*Statisticians have devised numerous statistical tests for deciding whether a replication passes or fails, thus validating of refuting the original result. I call these tests “measures”. Elsewhere I report results from simulating these tests across a range of conditions. Here I describe the measures themselves and provide implementation details for ones that aren’t obvious.*

Various authors have proposed tests for deciding whether a replication succeeds or fails. These include significance testing of the replica study, seeing whether the observed effect size of one study falls in the confidence or prediction interval of the other, checking whether the confidence or prediction intervals of the two studies overlap, significance testing of the studies combined via meta-analysis, and comparing the observed effect size of the repeated study with a “small telescope” threshold deemed to be the smallest true effect size the original study could have plausibly detected.

I simulated these rules (and more) across many replication conditions and computed false positive and false negative rates for conditions of interest. I reported these results in a working paper, Systematic Replication Has Limited Power to Detect Bad Science, a shorter blog post, Systematic Replication May Make Many Mistakes, and a supplement to the blog post.

In this document I describe the measures themselves, providing implementation details where appropriate. The code implements 28 measures. These include all replication rules I found in the literature or blogosphere that I was able to implement with adequate performance, plus ones I added to satisfy my sense of completeness, and a few I needed for technical reasons. The Measures section below has them all, but here a few to give you a flavor.

*sig1*(resp.*sig2*) - the first (resp. second) study of the pair has a significant p-value*d1.c2*(resp.*d2.c1*,*d1.p2*,*d2.p1*) - the standardized observed effect size of one study is in the confidence interval (resp. prediction interval) of the other study*sdir*- the observed effects sizes for the two studies are in the same direction, i.e., have the same sign

Several measures depends on nuances of the *noncentral t-distribution*. The usual treatment parameterizes this distribution by *degrees of freedom* and a *noncentrality parameter*, and operates on the *t-statistic*. I prefer to work with more concrete notions: *sample size* (instead of degrees of freedom), *(presumed) population effect size* (instead of the noncentrality parameter), and *standardized observed effect size* (instead of the t-statistic). For the limited context of my simulation, it’s easy to convert between the concepts. I developed software that repackages base R’s t-distribution functions to use my preferred concepts; I call this the *noncentral d2t-distribution*. To be clear: the d2t-distribution is not a new distribution in any sense; it merely repackages the t-distribution. I describe the d2t-distribution software in Noncentral d2t-Distribution Applied to Measures of Replication Success. The d2t software does much of the heavy lifting for the measures.

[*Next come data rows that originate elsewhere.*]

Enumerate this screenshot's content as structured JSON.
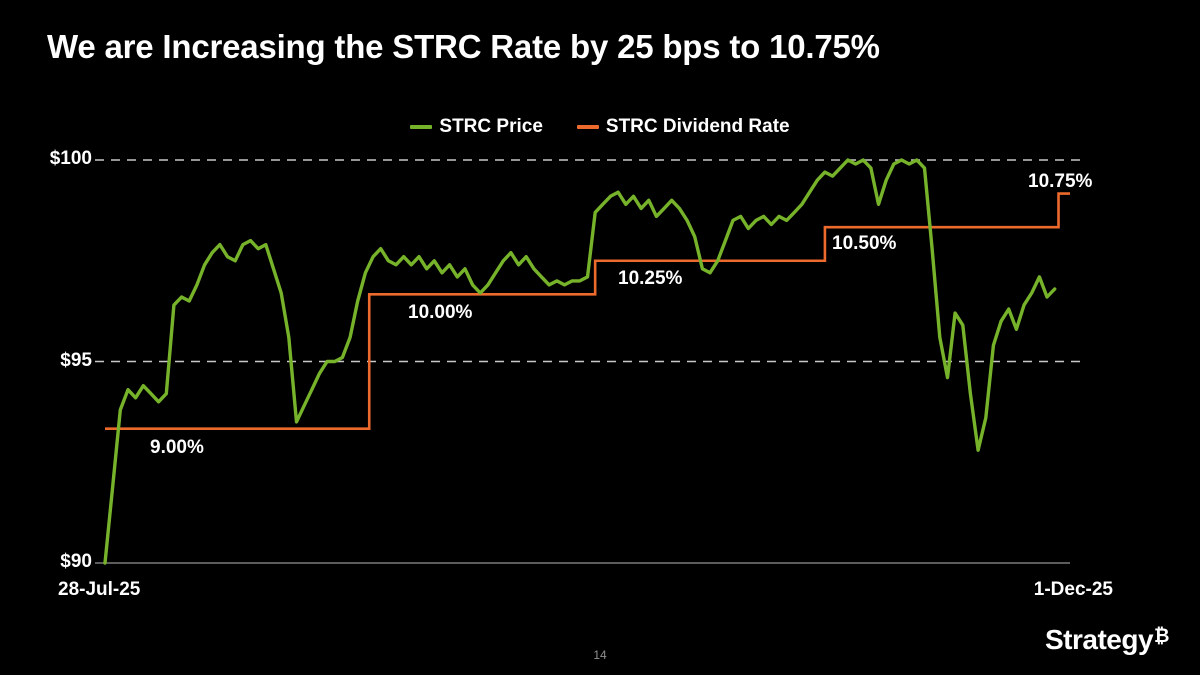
{
  "slide": {
    "title": "We are Increasing the STRC Rate by 25 bps to 10.75%",
    "page_number": "14",
    "logo_text": "Strategy",
    "logo_symbol": "₿"
  },
  "chart_data": {
    "type": "line",
    "legend": [
      {
        "label": "STRC Price",
        "color": "#76b32b"
      },
      {
        "label": "STRC Dividend Rate",
        "color": "#ed6a2d"
      }
    ],
    "x_axis": {
      "min_day": 0,
      "max_day": 126,
      "ticks": [
        {
          "label": "28-Jul-25",
          "day": 0
        },
        {
          "label": "1-Dec-25",
          "day": 126
        }
      ]
    },
    "y_axis": {
      "min": 90,
      "max": 100,
      "ticks": [
        {
          "label": "$100",
          "value": 100
        },
        {
          "label": "$95",
          "value": 95
        },
        {
          "label": "$90",
          "value": 90
        }
      ],
      "dashed_gridlines": [
        100,
        95
      ],
      "gridline_color": "#c8c8c8",
      "axis_line_color": "#7a7a7a"
    },
    "secondary_y_axis": {
      "min": 8,
      "max": 11,
      "unit": "%"
    },
    "series": [
      {
        "name": "STRC Price",
        "color": "#76b32b",
        "type": "line",
        "points": [
          [
            0,
            90.0
          ],
          [
            1,
            91.9
          ],
          [
            2,
            93.8
          ],
          [
            3,
            94.3
          ],
          [
            4,
            94.1
          ],
          [
            5,
            94.4
          ],
          [
            6,
            94.2
          ],
          [
            7,
            94.0
          ],
          [
            8,
            94.2
          ],
          [
            9,
            96.4
          ],
          [
            10,
            96.6
          ],
          [
            11,
            96.5
          ],
          [
            12,
            96.9
          ],
          [
            13,
            97.4
          ],
          [
            14,
            97.7
          ],
          [
            15,
            97.9
          ],
          [
            16,
            97.6
          ],
          [
            17,
            97.5
          ],
          [
            18,
            97.9
          ],
          [
            19,
            98.0
          ],
          [
            20,
            97.8
          ],
          [
            21,
            97.9
          ],
          [
            22,
            97.3
          ],
          [
            23,
            96.7
          ],
          [
            24,
            95.6
          ],
          [
            25,
            93.5
          ],
          [
            26,
            93.9
          ],
          [
            27,
            94.3
          ],
          [
            28,
            94.7
          ],
          [
            29,
            95.0
          ],
          [
            30,
            95.0
          ],
          [
            31,
            95.1
          ],
          [
            32,
            95.6
          ],
          [
            33,
            96.5
          ],
          [
            34,
            97.2
          ],
          [
            35,
            97.6
          ],
          [
            36,
            97.8
          ],
          [
            37,
            97.5
          ],
          [
            38,
            97.4
          ],
          [
            39,
            97.6
          ],
          [
            40,
            97.4
          ],
          [
            41,
            97.6
          ],
          [
            42,
            97.3
          ],
          [
            43,
            97.5
          ],
          [
            44,
            97.2
          ],
          [
            45,
            97.4
          ],
          [
            46,
            97.1
          ],
          [
            47,
            97.3
          ],
          [
            48,
            96.9
          ],
          [
            49,
            96.7
          ],
          [
            50,
            96.9
          ],
          [
            51,
            97.2
          ],
          [
            52,
            97.5
          ],
          [
            53,
            97.7
          ],
          [
            54,
            97.4
          ],
          [
            55,
            97.6
          ],
          [
            56,
            97.3
          ],
          [
            57,
            97.1
          ],
          [
            58,
            96.9
          ],
          [
            59,
            97.0
          ],
          [
            60,
            96.9
          ],
          [
            61,
            97.0
          ],
          [
            62,
            97.0
          ],
          [
            63,
            97.1
          ],
          [
            64,
            98.7
          ],
          [
            65,
            98.9
          ],
          [
            66,
            99.1
          ],
          [
            67,
            99.2
          ],
          [
            68,
            98.9
          ],
          [
            69,
            99.1
          ],
          [
            70,
            98.8
          ],
          [
            71,
            99.0
          ],
          [
            72,
            98.6
          ],
          [
            73,
            98.8
          ],
          [
            74,
            99.0
          ],
          [
            75,
            98.8
          ],
          [
            76,
            98.5
          ],
          [
            77,
            98.1
          ],
          [
            78,
            97.3
          ],
          [
            79,
            97.2
          ],
          [
            80,
            97.5
          ],
          [
            81,
            98.0
          ],
          [
            82,
            98.5
          ],
          [
            83,
            98.6
          ],
          [
            84,
            98.3
          ],
          [
            85,
            98.5
          ],
          [
            86,
            98.6
          ],
          [
            87,
            98.4
          ],
          [
            88,
            98.6
          ],
          [
            89,
            98.5
          ],
          [
            90,
            98.7
          ],
          [
            91,
            98.9
          ],
          [
            92,
            99.2
          ],
          [
            93,
            99.5
          ],
          [
            94,
            99.7
          ],
          [
            95,
            99.6
          ],
          [
            96,
            99.8
          ],
          [
            97,
            100.0
          ],
          [
            98,
            99.9
          ],
          [
            99,
            100.0
          ],
          [
            100,
            99.8
          ],
          [
            101,
            98.9
          ],
          [
            102,
            99.5
          ],
          [
            103,
            99.9
          ],
          [
            104,
            100.0
          ],
          [
            105,
            99.9
          ],
          [
            106,
            100.0
          ],
          [
            107,
            99.8
          ],
          [
            108,
            97.8
          ],
          [
            109,
            95.6
          ],
          [
            110,
            94.6
          ],
          [
            111,
            96.2
          ],
          [
            112,
            95.9
          ],
          [
            113,
            94.2
          ],
          [
            114,
            92.8
          ],
          [
            115,
            93.6
          ],
          [
            116,
            95.4
          ],
          [
            117,
            96.0
          ],
          [
            118,
            96.3
          ],
          [
            119,
            95.8
          ],
          [
            120,
            96.4
          ],
          [
            121,
            96.7
          ],
          [
            122,
            97.1
          ],
          [
            123,
            96.6
          ],
          [
            124,
            96.8
          ]
        ]
      },
      {
        "name": "STRC Dividend Rate",
        "color": "#ed6a2d",
        "type": "step",
        "segments": [
          {
            "label": "9.00%",
            "value": 9.0,
            "start_day": 0,
            "end_day": 34.5,
            "label_side": "below"
          },
          {
            "label": "10.00%",
            "value": 10.0,
            "start_day": 34.5,
            "end_day": 64,
            "label_side": "below"
          },
          {
            "label": "10.25%",
            "value": 10.25,
            "start_day": 64,
            "end_day": 94,
            "label_side": "below"
          },
          {
            "label": "10.50%",
            "value": 10.5,
            "start_day": 94,
            "end_day": 124.5,
            "label_side": "below"
          },
          {
            "label": "10.75%",
            "value": 10.75,
            "start_day": 124.5,
            "end_day": 126,
            "label_side": "above"
          }
        ]
      }
    ]
  }
}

I consider a basic replication scheme in which each original study is repeated once.

The software first simulates *studys* across a range of conditions, then combines pairs of studies into *pairwise replications*, applies rules (the *measures*) for deciding which pairwise replications pass, and finally computes true and false positive and negative rates for measures and conditions of interest.

The studies are simple two group comparisons parameterized by sample size \(n\) and population effect size \(d_{pop}\) (\(d_{pop}\ge0\)). For each study, I generate two groups of random numbers, each of size \(n\). One group, *group0*, comes from a standard normal distribution with \(mean=0\); the other, *group1*, is from a standard normal distribution with \(mean=d_{pop}\). When I need to be pedantic, I use the term *study set* for the ensemble of studies for a given combination of \(n\) and \(d_{pop}\).

To generate pairwise replications, I consider all (ordered) pairs of study sets. For each pair, the software permutes the instances of each study, then combines the instances row-by-row. It is often convenient to think of the first study of the pair as the *original* and the second as the *replication*, but the software doesn’t rely on this distinction. A *pairwise replication set* is the ensemble of pairwise replication instances for a given pair of study sets. Four variables parameterize each pairwise replication set: \(n1\), \(n2\), \(d1_{pop}\), \(d2_{pop}\). These are, naturally enough, the sample and population effect sizes for the two study sets.

After forming the pairwise replications, I apply the measures. Each measure takes a pairwise replication set as input and returns a vector of boolean values telling which instances pass or fail. The result is a boolean matrix whose rows represent replication instances and columns represent the measures’ results.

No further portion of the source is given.